Ich sag es Ihnen gleich, wir stehen zu ihm.“ Frau Rüttinger öffnet ihre Wohnungstür nur einen Spalt. Sie wohnt mit ihrem Mann im gleichen Haus wie der ehemalige NS-Gendarm Wilhelm Wagner. „Das ist doch ein Saustall“, macht sie ihrer Empörung Luft, daß man „einen 82-jährigen kranken Mann noch ins Gefängnis steckt.“ Die Rüttingers haben die Hausmeisterfunktion als Nachfolger von Wilhelm Wagner in dem ehemaligen Polizeigebäude an der Nürnberger Straße in Markt Bibart, ca. 60 km von Nürnberg entfernt, übernommen.

Wagner wohnt dort für 40 Mark monatlich, seit die örtliche Polizeistation vor 15 Jahren aufgelöst worden ist. Frau Rüttinger ist außer sich. „Soll Wagner wohl im Gefängnis auch noch sterben?“

Bürgermeister Hans Weber bewältigt im Alleingang die Amtsgeschäfte der 1.852 Einwohner zählenden Gemeinde, in der, so erzählt er, „seit dem Rindfleischaufstand 1298 kein Jude mehr gewohnt hat“.

„Mord ist Mord, und Mord verjährt nicht“, kommentiert der 57-jährige Christlich-Soziale den Fall Wagner, der in seiner Gemeinde wie eine Bombe eingeschlagen hat.

„Das ganze Dorf war überrascht, als die Zeitungen vom Prozeßbeginn gegen Wagner berichtet haben.“ Niemand hatte von der Vergangenheit Wagners und den seit Mitte der 60er Jahre laufenden Ermittlungen gewußt. Als Wagner im Juli dieses Jahres in die Untersuchungshaft nach Nürnberg abgeholt wurde, hieß es im Dorf, er wäre ins Krankenhaus gekommen.

Bürgermeister Weber, der stolz darauf ist, in seiner Gemeinde keinen einzigen Arbeitslosen zu haben, erinnert sich an Wagner als „keinen scharfen, aber auch keinen lauen Polizisten“, ansonsten als eher unauffälligen Mann. Letztes Jahr habe Wagner nach einem Unfall sogar freiwillig seinen Führerschein abgegeben. Er hätte Wagner derlei Taten nicht zugetraut. „Wer schaut schon in einen Menschen hinein?“

Aber seiner Meinung nach hätte man Wagner schon vor 10 oder 20 Jahren anklagen sollen und nicht erst jetzt. Wenn Wagner nach dem Prozeß wieder nach Markt Bibart zurückkehrt, wird für ihn dem Mann gegenüber „eine gewisse Reserviertheit immer bleiben“. Mit dieser Einstellung steht Bürgermeister Weber allerdings allein da.

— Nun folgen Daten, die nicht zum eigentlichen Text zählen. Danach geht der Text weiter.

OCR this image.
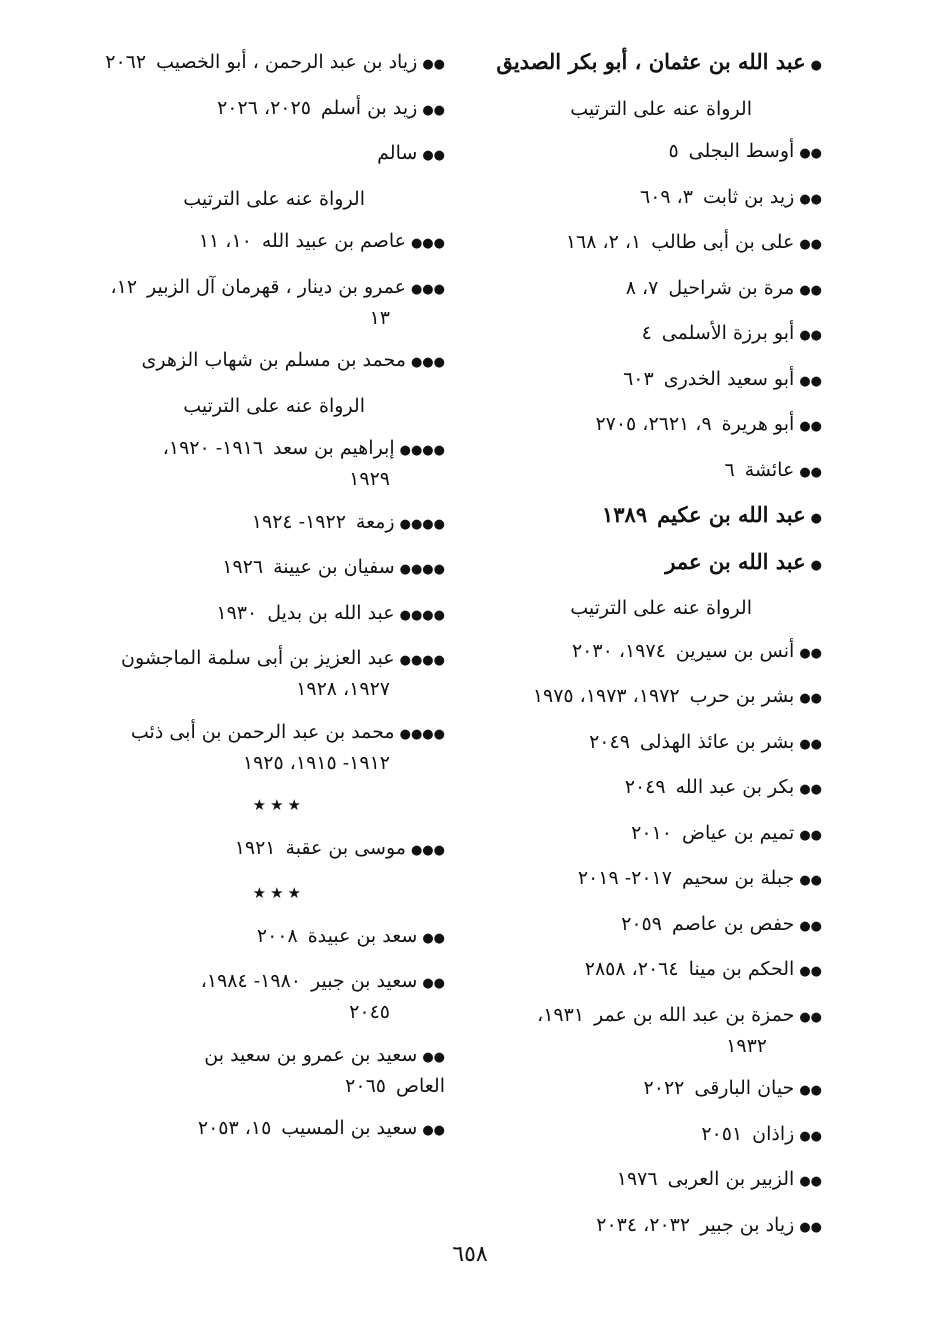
●عبد الله بن عثمان ، أبو بكر الصديق
الرواة عنه على الترتيب
●●أوسط البجلى٥
●●زيد بن ثابت٣، ٦٠٩
●●على بن أبى طالب١، ٢، ١٦٨
●●مرة بن شراحيل٧، ٨
●●أبو برزة الأسلمى٤
●●أبو سعيد الخدرى٦٠٣
●●أبو هريرة٩، ٢٦٢١، ٢٧٠٥
●●عائشة٦
●عبد الله بن عكيم١٣٨٩
●عبد الله بن عمر
الرواة عنه على الترتيب
●●أنس بن سيرين١٩٧٤، ٢٠٣٠
●●بشر بن حرب١٩٧٢، ١٩٧٣، ١٩٧٥
●●بشر بن عائذ الهذلى٢٠٤٩
●●بكر بن عبد الله٢٠٤٩
●●تميم بن عياض٢٠١٠
●●جبلة بن سحيم٢٠١٧- ٢٠١٩
●●حفص بن عاصم٢٠٥٩
●●الحكم بن مينا٢٠٦٤، ٢٨٥٨
●●حمزة بن عبد الله بن عمر١٩٣١،
١٩٣٢
●●حيان البارقى٢٠٢٢
●●زاذان٢٠٥١
●●الزبير بن العربى١٩٧٦
●●زياد بن جبير٢٠٣٢، ٢٠٣٤
●●زياد بن عبد الرحمن ، أبو الخصيب٢٠٦٢
●●زيد بن أسلم٢٠٢٥، ٢٠٢٦
●●سالم
الرواة عنه على الترتيب
●●●عاصم بن عبيد الله١٠، ١١
●●●عمرو بن دينار ، قهرمان آل الزبير١٢،
١٣
●●●محمد بن مسلم بن شهاب الزهرى
الرواة عنه على الترتيب
●●●●إبراهيم بن سعد١٩١٦- ١٩٢٠،
١٩٢٩
●●●●زمعة١٩٢٢- ١٩٢٤
●●●●سفيان بن عيينة١٩٢٦
●●●●عبد الله بن بديل١٩٣٠
●●●●عبد العزيز بن أبى سلمة الماجشون
١٩٢٧، ١٩٢٨
●●●●محمد بن عبد الرحمن بن أبى ذئب
١٩١٢- ١٩١٥، ١٩٢٥
★★★
●●●موسى بن عقبة١٩٢١
★★★
●●سعد بن عبيدة٢٠٠٨
●●سعيد بن جبير١٩٨٠- ١٩٨٤،
٢٠٤٥
●●سعيد بن عمرو بن سعيد بن العاص٢٠٦٥
●●سعيد بن المسيب١٥، ٢٠٥٣
٦٥٨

Für den Wirt vom „Gasthof zum Hirschen“, der schon in Markt Bibart bei der Polizei war, bevor Wagner nach Kriegsende Wiedereinstellung in den Polizeidienst beantragte, wird sich in seinem Verhältnis zu Wagner nichts ändern. „Dafür gibt es doch gar keinen Grund.“ Er bezeichnet seinen ehemaligen Kollegen als „unauffällig, nicht jähzornig“. Von Wagners Vergangenheit hat er nichts gewußt, aber „was will man denn jetzt noch von dem alten Mann“.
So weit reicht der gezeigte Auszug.